Students, staff and faculty members are getting ready to start a new school year as the reentry on campus is around the corner. The University of Arizona will officially start the fall semester on Aug. 24, but this time the campus life will have a different look than other years.
COVID-19 made the world take an unexpected turn forcing companies, schools and universities to make remote work available. The UA has been working on a reentry plan, which includes the implementation of new protocols to address the any issue related to COVID-19.
People directly affected by these policies, such as students and professors, showed their concerns about the topic.
RELATED: Campus reentry update: Robbins and Carmona discuss downward COVID-19 trends and dorm move-in
Ruxandra Guidi, an assistant professor of practice at the UA School of Journalism, had so many questions about getting back to campus with unclear answers.
“What is in place to safeguard us from getting sick? How do we respond if one of our students is sick? What are our rights if we do get sick? How do we prevent us and others from getting our families and neighbors sick? I hear different things from various UA departments, and I have little confidence that university administrators have our health and well-being in mind,” Guidi said via email.
Vincent Jasso, a political science and public management & policy senior, mentioned that his biggest concern on coming back to campus was how the university will reinforce the new rules.
“I believe the mask rule will be really difficult to enforce. There have been a lot of people that have expressed their opposition to using masks,” Jasso said via email. “I’m not the biggest fan of coming back to campus.”
In terms of living on campus, Jasso, who was going to be living in the dorms by himself, was worried about how the bathroom’s sanitization is going to work.
“I’m hoping the university steps up its sanitation of the bathrooms in the dorms and handles situations of cases in the dorms well,” Jasso said in an email.
Natalie Feldman, a UA student and Tucsonan, has been near the UA campus all her life since she went to high school just a block away.

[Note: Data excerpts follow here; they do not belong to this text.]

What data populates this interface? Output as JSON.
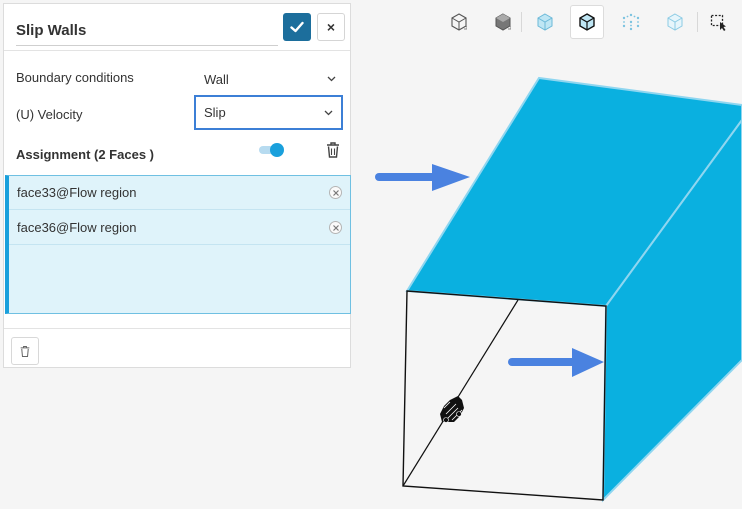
{
  "panel": {
    "title": "Slip Walls",
    "confirm_icon": "check-icon",
    "close_label": "×",
    "boundary_conditions_label": "Boundary conditions",
    "boundary_conditions_value": "Wall",
    "velocity_label": "(U) Velocity",
    "velocity_value": "Slip",
    "assignment_label": "Assignment (2 Faces )",
    "assignment_toggle_on": true,
    "faces": [
      {
        "name": "face33@Flow region"
      },
      {
        "name": "face36@Flow region"
      }
    ]
  },
  "toolbar": {
    "buttons": [
      {
        "icon": "view-back-icon"
      },
      {
        "icon": "view-solid-icon"
      },
      {
        "icon": "view-transparent-icon"
      },
      {
        "icon": "view-wireframe-icon"
      },
      {
        "icon": "view-points-icon"
      },
      {
        "icon": "view-outline-icon"
      },
      {
        "icon": "box-select-icon"
      }
    ]
  },
  "colors": {
    "accent": "#1c6e9c",
    "selected_face": "#0ab0e0",
    "selection_bg": "#dff3fa",
    "arrow": "#4a82e0",
    "focus_border": "#3c7fd6"
  }
}
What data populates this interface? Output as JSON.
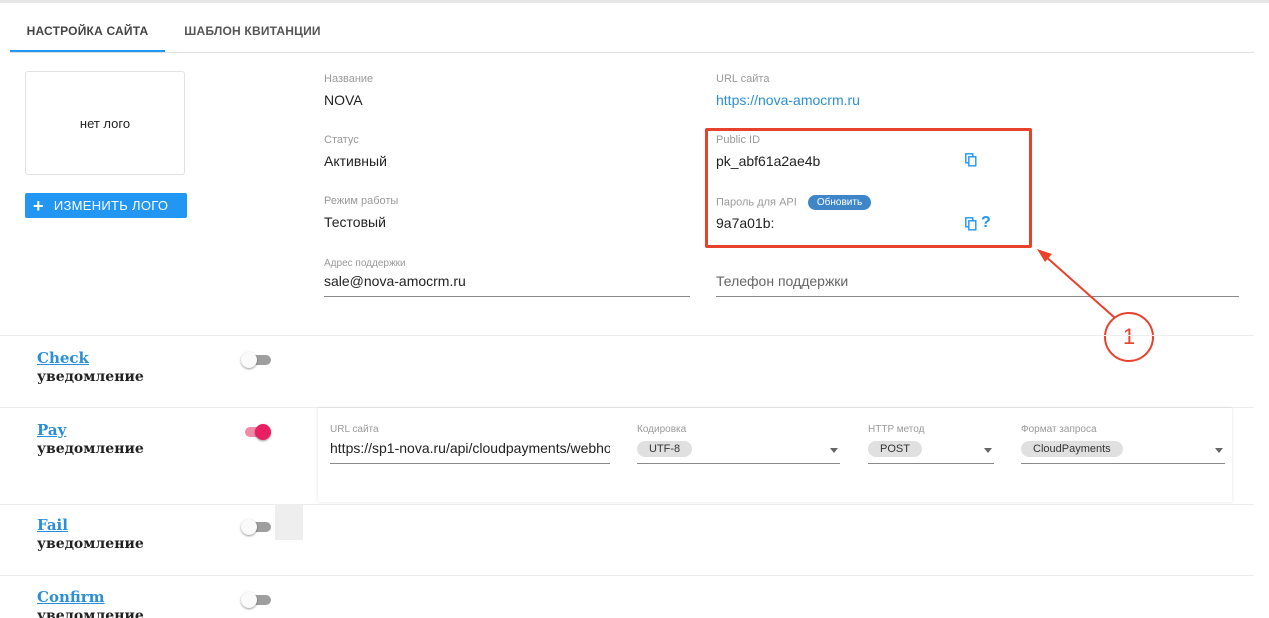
{
  "tabs": [
    {
      "label": "НАСТРОЙКА САЙТА",
      "active": true
    },
    {
      "label": "ШАБЛОН КВИТАНЦИИ",
      "active": false
    }
  ],
  "logo": {
    "placeholder_text": "нет лого",
    "change_button": "ИЗМЕНИТЬ ЛОГО"
  },
  "site": {
    "name_label": "Название",
    "name_value": "NOVA",
    "url_label": "URL сайта",
    "url_value": "https://nova-amocrm.ru",
    "status_label": "Статус",
    "status_value": "Активный",
    "public_id_label": "Public ID",
    "public_id_value": "pk_abf61a2ae4b",
    "mode_label": "Режим работы",
    "mode_value": "Тестовый",
    "api_password_label": "Пароль для API",
    "api_password_refresh": "Обновить",
    "api_password_value": "9a7a01b:",
    "support_email_label": "Адрес поддержки",
    "support_email_value": "sale@nova-amocrm.ru",
    "support_phone_placeholder": "Телефон поддержки"
  },
  "annotation": {
    "number": "1",
    "color": "#e8412c"
  },
  "notifications": [
    {
      "name": "Check",
      "sub": "уведомление",
      "enabled": false
    },
    {
      "name": "Pay",
      "sub": "уведомление",
      "enabled": true
    },
    {
      "name": "Fail",
      "sub": "уведомление",
      "enabled": false
    },
    {
      "name": "Confirm",
      "sub": "уведомление",
      "enabled": false
    }
  ],
  "pay_settings": {
    "url_label": "URL сайта",
    "url_value": "https://sp1-nova.ru/api/cloudpayments/webho",
    "encoding_label": "Кодировка",
    "encoding_value": "UTF-8",
    "method_label": "HTTP метод",
    "method_value": "POST",
    "format_label": "Формат запроса",
    "format_value": "CloudPayments"
  },
  "colors": {
    "accent": "#2196f3",
    "link": "#2a8fd6",
    "toggle_on": "#e91e63",
    "annotation": "#e8412c"
  }
}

Feldman was going to be living off-campus in an apartment with three roommates. She mentioned that having a conversation with your roommates on important topics was a good way to keep everyone on the same page.
Feldman was aware that the fall semester won’t be an ordinary semester online and missed some of the smaller things about university life.
“Walking to class was really therapeutic for me and I’m kind of sad that I don’t get to walk to class anymore,” Feldman said.
RELATED: Here’s what the Student Union will look like in the fall
Many students used to spend a lot of time on campus, either as away for studying purposes or as a meeting place.
Jacqueline Rodriguez, who was starting off her senior year, was discontent about going into her last year of college full online.
“I was everywhere on campus and I was always surrounded by people,” Rodriguez said.
Students may go to college with the idea of pursuing freedom. For many of the students, college is the first time they leave home. But while COVID-19 cases are pretty high in Arizona, the expectations of having a college life have been altered.
“I think for those that were wanting to have a social life of partying and big social events likely won’t have it this fall. It’ll be too difficult to have large public gatherings without running a risk of spreading COVID-19,” Jasso said.
RELATED: UA filmmakers’ big night: I Dream in Widescreen 2020
The college experience that many have aspired to faded away with the COVID-19 outbreak has made a lot of students think about taking a gap year.
“The college experience at the end of the day is just like having your own freedom as part of it, but also just having and education and being able to use that education in the future,” Feldman said.
Feldman affirmed some of her friends have thought about taking a gap year, but she said it was not for her.
For the last couple of months, some students have learned how to adapt to situations that they were not familiar with.
“[Going full online classes] won’t be that much of an adjustment,” Feldman said, “and I think that maybe a lot of students would be in the same boat just because we’ve been doing this already.”